Le Comité des Nations Unies prépare actuellement des principes directeurs, afin de procurer des orientations aux États parties à la Convention pour la recherche des personnes disparues, conformément à leurs obligations conventionnelles.
Des normes et des politiques publiques pour mener à bien les enquêtes sur les disparitions forcées
Le Président-rapporteur du groupe de travail, Bernard Duhaime, a déclaré pour sa part : « Alors que les normes internationales fournissent des orientations pour établir un cadre juridique solide dans le domaine des enquêtes sur les disparitions forcées, la question des modalités de la mise en œuvre de ces obligations par les États dans la pratique doit être étudiée plus en profondeur ».
C’est pourquoi le Groupe de travail a décidé d’aborder dans son prochain rapport thématique la question des normes et des politiques publiques pour mener à bien les enquêtes sur les disparitions forcées, a ajouté M. Duhaime.
« Tous les États devraient rendre le crime de disparition forcée passible de peines appropriées qui prennent en compte son extrême gravité. L’absence d’une telle infraction dans la législation pénale crée une situation dans laquelle les disparitions forcées font l’objet d’enquêtes et de poursuites sous d’autres qualifications. Cette situation cause de nombreuses difficultés car elle ne permet pas de prendre les mesures spécifiques nécessaires pour élucider les cas de disparition forcée ; elle peut entraîner des retards et nuire à l’efficacité de l’enquête », a déclaré M. Duhaime.
« Tout retard serait contraire aux dispositions de la Convention des Nations Unies et de la Déclaration sur la protection de toutes les personnes contre les disparitions forcées, qui prévoient que les allégations de disparition forcée fassent l’objet d’une enquête approfondie et impartiale qui font parties des obligations internationales.
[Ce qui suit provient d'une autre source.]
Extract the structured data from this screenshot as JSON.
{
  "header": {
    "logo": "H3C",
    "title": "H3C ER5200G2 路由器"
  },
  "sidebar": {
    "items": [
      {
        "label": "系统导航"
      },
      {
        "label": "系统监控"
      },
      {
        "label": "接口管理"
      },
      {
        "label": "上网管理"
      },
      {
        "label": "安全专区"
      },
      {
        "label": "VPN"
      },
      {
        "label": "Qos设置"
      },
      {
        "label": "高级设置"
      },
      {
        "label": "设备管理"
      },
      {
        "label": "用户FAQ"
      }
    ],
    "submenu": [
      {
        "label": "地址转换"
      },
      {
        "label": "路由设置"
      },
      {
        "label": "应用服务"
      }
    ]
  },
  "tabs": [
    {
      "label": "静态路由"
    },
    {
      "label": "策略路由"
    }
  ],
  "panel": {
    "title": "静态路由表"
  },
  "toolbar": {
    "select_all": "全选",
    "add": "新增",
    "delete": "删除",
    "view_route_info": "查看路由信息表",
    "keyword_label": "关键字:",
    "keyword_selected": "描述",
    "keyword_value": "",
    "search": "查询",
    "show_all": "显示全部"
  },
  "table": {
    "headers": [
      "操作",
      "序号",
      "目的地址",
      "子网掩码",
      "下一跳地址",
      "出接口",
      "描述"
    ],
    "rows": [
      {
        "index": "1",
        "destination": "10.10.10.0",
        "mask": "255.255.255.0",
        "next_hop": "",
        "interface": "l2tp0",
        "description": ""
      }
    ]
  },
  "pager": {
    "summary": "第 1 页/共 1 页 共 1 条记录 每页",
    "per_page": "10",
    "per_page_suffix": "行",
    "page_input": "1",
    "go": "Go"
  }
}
Ces instruments établissent également que toutes les personnes impliquées et/ou menant l’enquête doivent être protégées contre les mauvais traitements, l’intimidation ou les représailles », a-t-il ajouté.
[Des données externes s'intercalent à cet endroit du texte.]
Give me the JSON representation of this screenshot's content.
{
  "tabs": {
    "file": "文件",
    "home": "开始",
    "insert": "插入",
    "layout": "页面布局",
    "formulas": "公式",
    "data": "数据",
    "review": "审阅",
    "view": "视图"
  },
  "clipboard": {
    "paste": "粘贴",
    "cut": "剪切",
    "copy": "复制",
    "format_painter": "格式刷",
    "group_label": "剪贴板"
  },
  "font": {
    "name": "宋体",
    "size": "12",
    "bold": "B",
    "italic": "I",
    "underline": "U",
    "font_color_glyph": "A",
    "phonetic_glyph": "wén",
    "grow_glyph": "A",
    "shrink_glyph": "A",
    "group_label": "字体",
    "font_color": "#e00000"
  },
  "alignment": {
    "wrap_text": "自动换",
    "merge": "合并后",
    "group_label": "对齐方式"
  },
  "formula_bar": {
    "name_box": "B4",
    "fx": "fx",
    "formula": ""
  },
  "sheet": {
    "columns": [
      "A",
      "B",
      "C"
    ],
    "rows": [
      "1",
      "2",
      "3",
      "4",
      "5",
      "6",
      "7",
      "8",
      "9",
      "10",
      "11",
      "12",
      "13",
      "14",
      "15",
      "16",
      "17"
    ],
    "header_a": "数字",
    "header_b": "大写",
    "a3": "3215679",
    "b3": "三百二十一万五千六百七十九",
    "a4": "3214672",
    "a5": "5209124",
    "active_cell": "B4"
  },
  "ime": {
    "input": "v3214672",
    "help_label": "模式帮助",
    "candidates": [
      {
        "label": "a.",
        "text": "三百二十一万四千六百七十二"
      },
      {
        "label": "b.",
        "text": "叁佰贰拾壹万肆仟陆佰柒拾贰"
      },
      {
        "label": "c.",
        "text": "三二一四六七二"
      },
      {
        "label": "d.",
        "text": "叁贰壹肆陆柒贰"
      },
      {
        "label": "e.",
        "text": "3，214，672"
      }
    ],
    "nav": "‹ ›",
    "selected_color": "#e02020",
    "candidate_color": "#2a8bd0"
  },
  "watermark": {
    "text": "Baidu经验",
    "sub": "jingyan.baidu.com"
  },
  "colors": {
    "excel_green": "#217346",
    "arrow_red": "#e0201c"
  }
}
Dans leur déclaration commune, les experts ont regretté avoir trop souvent reçu des informations faisant état de représailles, de menaces et d’intimidation de proches et de défenseurs des droits de l’homme travaillant sur des cas de disparitions forcées. « Il est inadmissible qu’ils ne soient pas soutenus dans cette quête légitime et certainement inacceptable qu’ils en soient empêchés, ou même punis pour les actions qu’ils ont prises », ont-ils dit.
Ils ont appelé tous les États qui ne l’ont pas encore fait à ratifier rapidement la Convention pour la protection de toutes les personnes contre les disparitions forcées et à reconnaîtré la compétence du Comité des disparitions forcées pour recevoir et examiner des plaintes individuelles.